The threat of nuclear warfare is also heightened when considering the advances made in technology and the impact of modernization and emerging technologies such as artificial intelligence. Wilfred Wan, Director of the Weapons of Mass Destruction Programme in SIPRI, noted that disruptive technologies such as AI and automation would only “increase the vulnerabilities in nuclear weapons.” The relative unknown factors that remain with AI would also bring an “aura of instability [and] unpredictability to nuclear weapons.” “The only way to eliminate risk… is to eliminate nuclear weapons,” said Wan.

What are the measures then to mitigate the risks of nuclear arsenals in the present day? For one, dialogue between nuclear states and non-nuclear states is one possible step forward for non-nuclear states to call for nuclear states to cease their activities and work towards reduction. Tong Zhao, a senior fellow at the Carnegie Endowment for International Peace, stated that the Global South is in a position to make these demands, especially as many of these countries are also signatories to the Treaty for the Prohibition of Nuclear Weapons (TPNW).

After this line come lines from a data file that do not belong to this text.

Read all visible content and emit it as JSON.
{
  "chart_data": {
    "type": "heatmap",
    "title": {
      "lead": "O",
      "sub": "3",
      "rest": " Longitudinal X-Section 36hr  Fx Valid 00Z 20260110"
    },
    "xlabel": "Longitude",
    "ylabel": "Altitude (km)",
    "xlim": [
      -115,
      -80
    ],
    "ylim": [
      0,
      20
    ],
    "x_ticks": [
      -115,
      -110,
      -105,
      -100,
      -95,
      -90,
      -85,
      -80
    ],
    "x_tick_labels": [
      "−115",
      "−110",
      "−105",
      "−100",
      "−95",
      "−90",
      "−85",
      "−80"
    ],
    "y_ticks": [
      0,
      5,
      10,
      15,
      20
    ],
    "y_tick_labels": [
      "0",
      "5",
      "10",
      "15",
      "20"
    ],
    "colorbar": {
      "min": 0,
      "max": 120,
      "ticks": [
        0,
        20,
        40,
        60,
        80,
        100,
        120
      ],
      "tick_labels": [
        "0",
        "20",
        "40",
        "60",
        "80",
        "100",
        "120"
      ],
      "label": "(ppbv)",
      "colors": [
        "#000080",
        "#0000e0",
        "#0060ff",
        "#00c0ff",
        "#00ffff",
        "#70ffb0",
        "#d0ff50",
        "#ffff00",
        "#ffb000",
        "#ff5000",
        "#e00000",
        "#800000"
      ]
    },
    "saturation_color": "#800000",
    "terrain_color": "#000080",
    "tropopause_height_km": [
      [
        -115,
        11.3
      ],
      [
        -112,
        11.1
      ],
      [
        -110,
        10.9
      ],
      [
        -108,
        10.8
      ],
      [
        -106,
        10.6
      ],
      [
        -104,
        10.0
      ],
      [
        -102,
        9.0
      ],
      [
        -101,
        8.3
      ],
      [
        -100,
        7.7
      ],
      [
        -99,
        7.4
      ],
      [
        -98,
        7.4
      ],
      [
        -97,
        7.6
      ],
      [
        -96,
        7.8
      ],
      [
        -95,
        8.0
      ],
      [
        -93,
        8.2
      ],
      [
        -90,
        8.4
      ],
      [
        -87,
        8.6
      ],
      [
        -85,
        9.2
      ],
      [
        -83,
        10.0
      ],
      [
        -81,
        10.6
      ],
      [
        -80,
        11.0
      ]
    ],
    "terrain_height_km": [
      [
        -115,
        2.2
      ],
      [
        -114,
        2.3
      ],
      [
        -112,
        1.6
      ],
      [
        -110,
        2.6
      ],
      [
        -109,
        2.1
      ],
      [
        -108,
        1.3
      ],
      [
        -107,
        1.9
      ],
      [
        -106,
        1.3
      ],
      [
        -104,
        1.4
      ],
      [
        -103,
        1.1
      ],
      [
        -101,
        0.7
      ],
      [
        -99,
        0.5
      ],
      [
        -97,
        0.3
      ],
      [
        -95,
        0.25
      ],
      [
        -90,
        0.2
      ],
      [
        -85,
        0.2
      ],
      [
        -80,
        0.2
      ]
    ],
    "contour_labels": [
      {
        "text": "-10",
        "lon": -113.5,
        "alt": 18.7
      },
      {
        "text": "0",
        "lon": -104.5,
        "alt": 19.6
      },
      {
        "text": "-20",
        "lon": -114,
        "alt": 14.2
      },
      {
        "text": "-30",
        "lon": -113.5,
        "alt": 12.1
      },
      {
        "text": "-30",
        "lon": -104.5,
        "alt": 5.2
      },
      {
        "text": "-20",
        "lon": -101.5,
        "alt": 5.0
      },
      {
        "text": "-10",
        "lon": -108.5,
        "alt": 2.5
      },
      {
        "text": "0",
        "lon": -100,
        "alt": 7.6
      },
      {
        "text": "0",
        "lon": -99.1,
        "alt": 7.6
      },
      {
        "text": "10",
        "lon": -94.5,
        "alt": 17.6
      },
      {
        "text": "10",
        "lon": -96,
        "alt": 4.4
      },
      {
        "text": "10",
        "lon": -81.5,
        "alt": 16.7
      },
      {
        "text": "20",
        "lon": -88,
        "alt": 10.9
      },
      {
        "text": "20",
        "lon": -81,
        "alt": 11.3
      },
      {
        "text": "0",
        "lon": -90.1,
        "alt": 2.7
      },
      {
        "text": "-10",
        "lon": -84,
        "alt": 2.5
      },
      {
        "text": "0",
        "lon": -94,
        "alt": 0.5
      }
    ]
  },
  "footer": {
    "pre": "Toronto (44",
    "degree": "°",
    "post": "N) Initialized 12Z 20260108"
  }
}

Melissa Parke, Executive Director of the International Campaign to Abolish Nuclear Weapons (ICAN), has said that one step forward would be for all countries, including nuclear powers, to sign the TPNW. The United Nations recently approved a new study on the effects of nuclear warfare for the modern age, a study that would be more comprehensive and update the understanding of nuclear warfare for the 21st century.

“The new UN study will be looking at things like the latest scientific confirmation from the 2022 Nature Food Journal that… even a limited nuclear war would not only kill millions of people outright, but it would cause global climate disruption, massive amounts of soot going into the stratosphere, circling the globe, blocking out sunlight, causing agricultural collapse, and the death by starvation of more than 2 billion people in a nuclear winter,” said Parke.

“I expect the new study will confirm what the Hibakusha have been telling us—have been warning us about. That the risks are real, immediate, and immense. Confronting them now is not a matter of choice but of necessity,” she said. “And that the necessary action is not just no-use but total nuclear disarmament, as that is the only way of eliminating the existential threat of nuclear weapons.”

A concerted, collective effort will be needed to put pressure on nuclear states to move towards non-proliferation and disarmament. That effort can begin on the individual level.

Ogura remarked that the world held a collective responsibility to prohibit nuclear weapons, from world leaders to the youth of the next generation. This could be achieved if the experiences of the Hibakusha and the survivors of nuclear fallout and testing are shared and never forgotten. With a hint of optimism, she said, “We are more than just a single drop.” Water spreads the word—through the ocean, the tide, through the continent. I have a belief—someday we can make it.”